What is more, the decisions of the board will be open to a review process, allowing judges and prosecutors who feel cheated or claim injustice to appeal board decisions. This was one of the main points of criticism in the European Commission’s progress reports in the past. The government also agreed to yield many of its powers to the board by delegating investigation and management authority to the HSYK in order to deflect accusations of government interference.
It is certain that this new comprehensive plan, developed after consultation with the EU, will receive positive feedback from the European Commission and is destined to be cited as worthy progress in its upcoming report in the fall. Ergin underlines that the action plan, which has been formulated under 10 major categories, was approved unanimously by the interested parties, including the military and the HSYK itself. With the changes, the judicial system’s legitimacy will be boosted and its accountability and transparency will increase, he said.
The government already passed a major reform before the summer recess, removing the authority of military courts to try civilians and allowing civilian prosecutors to charge officers if they are suspected of being involved in drug trafficking, organized crime or a plot to oust democratically elected government of Turkey. Now the Justice Ministry is making additional changes to the military justice system by having all military courts established outside the perimeter of restricted military zones, giving free access to those courts as well.
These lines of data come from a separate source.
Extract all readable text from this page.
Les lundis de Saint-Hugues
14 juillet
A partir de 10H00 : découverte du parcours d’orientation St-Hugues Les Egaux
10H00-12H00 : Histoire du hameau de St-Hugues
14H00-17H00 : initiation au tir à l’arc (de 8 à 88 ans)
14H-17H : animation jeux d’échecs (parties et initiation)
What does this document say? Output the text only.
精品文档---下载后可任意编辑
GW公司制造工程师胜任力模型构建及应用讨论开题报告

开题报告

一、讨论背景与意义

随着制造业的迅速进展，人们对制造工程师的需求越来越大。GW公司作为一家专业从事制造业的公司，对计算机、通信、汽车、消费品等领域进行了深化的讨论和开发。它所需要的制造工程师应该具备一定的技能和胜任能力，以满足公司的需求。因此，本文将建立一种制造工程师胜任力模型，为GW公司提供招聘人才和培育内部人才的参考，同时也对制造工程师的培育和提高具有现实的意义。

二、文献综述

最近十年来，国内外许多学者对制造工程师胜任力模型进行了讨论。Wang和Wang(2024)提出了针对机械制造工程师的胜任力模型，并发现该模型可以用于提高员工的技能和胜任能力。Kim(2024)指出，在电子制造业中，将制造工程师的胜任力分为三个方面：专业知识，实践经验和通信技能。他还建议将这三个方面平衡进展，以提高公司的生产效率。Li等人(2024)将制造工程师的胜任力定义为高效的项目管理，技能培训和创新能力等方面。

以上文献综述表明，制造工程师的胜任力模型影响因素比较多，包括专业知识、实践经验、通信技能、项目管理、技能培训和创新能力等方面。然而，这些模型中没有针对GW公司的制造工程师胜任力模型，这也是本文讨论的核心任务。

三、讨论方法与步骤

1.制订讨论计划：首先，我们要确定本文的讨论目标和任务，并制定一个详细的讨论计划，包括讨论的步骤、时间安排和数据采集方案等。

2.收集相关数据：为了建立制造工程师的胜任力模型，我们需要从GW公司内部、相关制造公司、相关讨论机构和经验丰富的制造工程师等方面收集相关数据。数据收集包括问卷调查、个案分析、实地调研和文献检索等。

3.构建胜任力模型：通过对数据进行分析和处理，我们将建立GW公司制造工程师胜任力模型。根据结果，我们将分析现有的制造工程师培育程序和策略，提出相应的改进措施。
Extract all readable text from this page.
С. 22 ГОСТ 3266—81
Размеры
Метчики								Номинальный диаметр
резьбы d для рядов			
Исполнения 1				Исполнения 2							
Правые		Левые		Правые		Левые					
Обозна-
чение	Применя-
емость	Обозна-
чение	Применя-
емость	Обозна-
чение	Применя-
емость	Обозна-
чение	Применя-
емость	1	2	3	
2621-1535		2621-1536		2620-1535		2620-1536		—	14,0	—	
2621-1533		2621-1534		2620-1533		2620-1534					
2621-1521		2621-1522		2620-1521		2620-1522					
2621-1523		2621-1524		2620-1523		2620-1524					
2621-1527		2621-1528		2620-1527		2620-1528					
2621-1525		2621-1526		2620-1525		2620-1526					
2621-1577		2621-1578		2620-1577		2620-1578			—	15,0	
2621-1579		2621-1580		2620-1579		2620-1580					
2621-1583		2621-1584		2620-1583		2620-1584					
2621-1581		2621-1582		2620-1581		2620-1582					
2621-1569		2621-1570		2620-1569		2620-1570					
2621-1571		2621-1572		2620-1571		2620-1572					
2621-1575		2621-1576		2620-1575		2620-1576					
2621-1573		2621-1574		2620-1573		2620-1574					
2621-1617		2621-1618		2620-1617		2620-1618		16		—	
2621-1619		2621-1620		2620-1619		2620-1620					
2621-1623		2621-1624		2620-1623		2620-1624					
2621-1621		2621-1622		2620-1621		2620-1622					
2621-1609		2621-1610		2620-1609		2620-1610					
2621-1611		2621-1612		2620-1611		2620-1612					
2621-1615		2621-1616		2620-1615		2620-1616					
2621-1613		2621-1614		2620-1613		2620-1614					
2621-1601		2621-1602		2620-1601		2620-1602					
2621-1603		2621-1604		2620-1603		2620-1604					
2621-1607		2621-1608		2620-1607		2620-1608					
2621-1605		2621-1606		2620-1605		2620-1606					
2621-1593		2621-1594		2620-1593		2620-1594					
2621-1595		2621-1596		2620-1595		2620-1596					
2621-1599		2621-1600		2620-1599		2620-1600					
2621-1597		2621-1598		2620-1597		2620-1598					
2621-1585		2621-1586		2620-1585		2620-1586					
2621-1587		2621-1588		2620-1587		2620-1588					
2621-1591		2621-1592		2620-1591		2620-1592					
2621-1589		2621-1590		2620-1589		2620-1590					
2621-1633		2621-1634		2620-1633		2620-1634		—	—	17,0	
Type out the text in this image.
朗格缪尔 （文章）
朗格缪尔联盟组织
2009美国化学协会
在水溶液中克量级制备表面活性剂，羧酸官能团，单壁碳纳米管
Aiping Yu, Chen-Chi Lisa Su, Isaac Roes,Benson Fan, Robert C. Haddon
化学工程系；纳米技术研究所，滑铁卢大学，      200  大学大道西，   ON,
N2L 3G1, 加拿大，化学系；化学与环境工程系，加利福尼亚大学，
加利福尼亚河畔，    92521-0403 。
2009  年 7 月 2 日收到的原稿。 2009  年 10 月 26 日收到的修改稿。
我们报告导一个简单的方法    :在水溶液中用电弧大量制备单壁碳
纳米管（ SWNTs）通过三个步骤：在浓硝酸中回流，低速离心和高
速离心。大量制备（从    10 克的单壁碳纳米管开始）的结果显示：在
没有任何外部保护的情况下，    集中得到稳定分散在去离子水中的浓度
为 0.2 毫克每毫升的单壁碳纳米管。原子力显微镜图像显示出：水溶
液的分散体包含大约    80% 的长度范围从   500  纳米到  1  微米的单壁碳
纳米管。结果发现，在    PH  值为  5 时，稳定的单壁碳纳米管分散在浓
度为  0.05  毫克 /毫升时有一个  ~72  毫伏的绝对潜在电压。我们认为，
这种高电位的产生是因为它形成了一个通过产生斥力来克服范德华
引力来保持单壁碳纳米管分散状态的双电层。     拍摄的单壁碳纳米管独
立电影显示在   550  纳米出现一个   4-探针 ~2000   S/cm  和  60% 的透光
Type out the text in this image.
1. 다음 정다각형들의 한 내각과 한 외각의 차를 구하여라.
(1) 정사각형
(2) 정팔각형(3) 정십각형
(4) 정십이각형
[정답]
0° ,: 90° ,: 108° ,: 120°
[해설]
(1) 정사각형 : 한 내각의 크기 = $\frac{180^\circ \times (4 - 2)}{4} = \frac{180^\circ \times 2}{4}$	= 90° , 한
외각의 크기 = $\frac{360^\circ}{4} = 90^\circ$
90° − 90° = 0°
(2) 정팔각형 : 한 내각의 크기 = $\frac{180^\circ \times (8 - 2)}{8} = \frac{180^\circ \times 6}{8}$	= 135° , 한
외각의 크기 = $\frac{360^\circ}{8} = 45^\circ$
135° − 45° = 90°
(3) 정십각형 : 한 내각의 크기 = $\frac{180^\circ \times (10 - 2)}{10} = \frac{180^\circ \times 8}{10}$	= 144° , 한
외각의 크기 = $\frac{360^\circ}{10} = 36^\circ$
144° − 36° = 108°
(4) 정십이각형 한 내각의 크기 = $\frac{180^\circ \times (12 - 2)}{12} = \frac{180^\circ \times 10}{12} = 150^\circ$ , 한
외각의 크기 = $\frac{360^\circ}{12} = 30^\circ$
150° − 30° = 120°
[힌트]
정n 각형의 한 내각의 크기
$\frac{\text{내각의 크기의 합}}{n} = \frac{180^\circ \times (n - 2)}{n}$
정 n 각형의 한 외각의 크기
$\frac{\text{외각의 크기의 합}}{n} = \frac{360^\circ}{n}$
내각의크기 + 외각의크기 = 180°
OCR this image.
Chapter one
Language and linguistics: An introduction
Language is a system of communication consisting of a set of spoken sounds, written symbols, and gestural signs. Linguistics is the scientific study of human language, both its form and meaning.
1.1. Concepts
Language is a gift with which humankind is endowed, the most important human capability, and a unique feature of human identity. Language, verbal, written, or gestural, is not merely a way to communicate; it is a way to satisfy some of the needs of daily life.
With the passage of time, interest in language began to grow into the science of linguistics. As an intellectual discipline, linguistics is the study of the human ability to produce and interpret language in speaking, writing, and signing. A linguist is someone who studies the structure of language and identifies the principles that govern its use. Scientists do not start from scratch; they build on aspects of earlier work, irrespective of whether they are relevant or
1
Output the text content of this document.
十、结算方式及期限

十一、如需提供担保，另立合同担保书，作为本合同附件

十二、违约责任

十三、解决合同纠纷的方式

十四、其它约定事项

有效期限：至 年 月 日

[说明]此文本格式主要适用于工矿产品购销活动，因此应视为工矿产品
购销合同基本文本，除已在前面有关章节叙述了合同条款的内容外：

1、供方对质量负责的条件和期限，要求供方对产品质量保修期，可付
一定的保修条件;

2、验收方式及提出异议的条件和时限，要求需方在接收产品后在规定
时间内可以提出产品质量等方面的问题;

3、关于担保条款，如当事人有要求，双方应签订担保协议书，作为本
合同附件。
The plan also attacks the root problem of human resources in the justice system. It galvanizes law faculties to produce greater numbers of well-educated law professionals and extends the years required to obtain a law degree from four to five. All international legal documents and court verdicts that Turkey is obliged to execute will be translated into Turkish and made available to legal professionals electronically.
No doubt, this major overhaul will not come cheap, and Ergin is confident that the ruling Justice and Development Party (AK Party) government will not hold back from spending money to achieve this crucial national goal.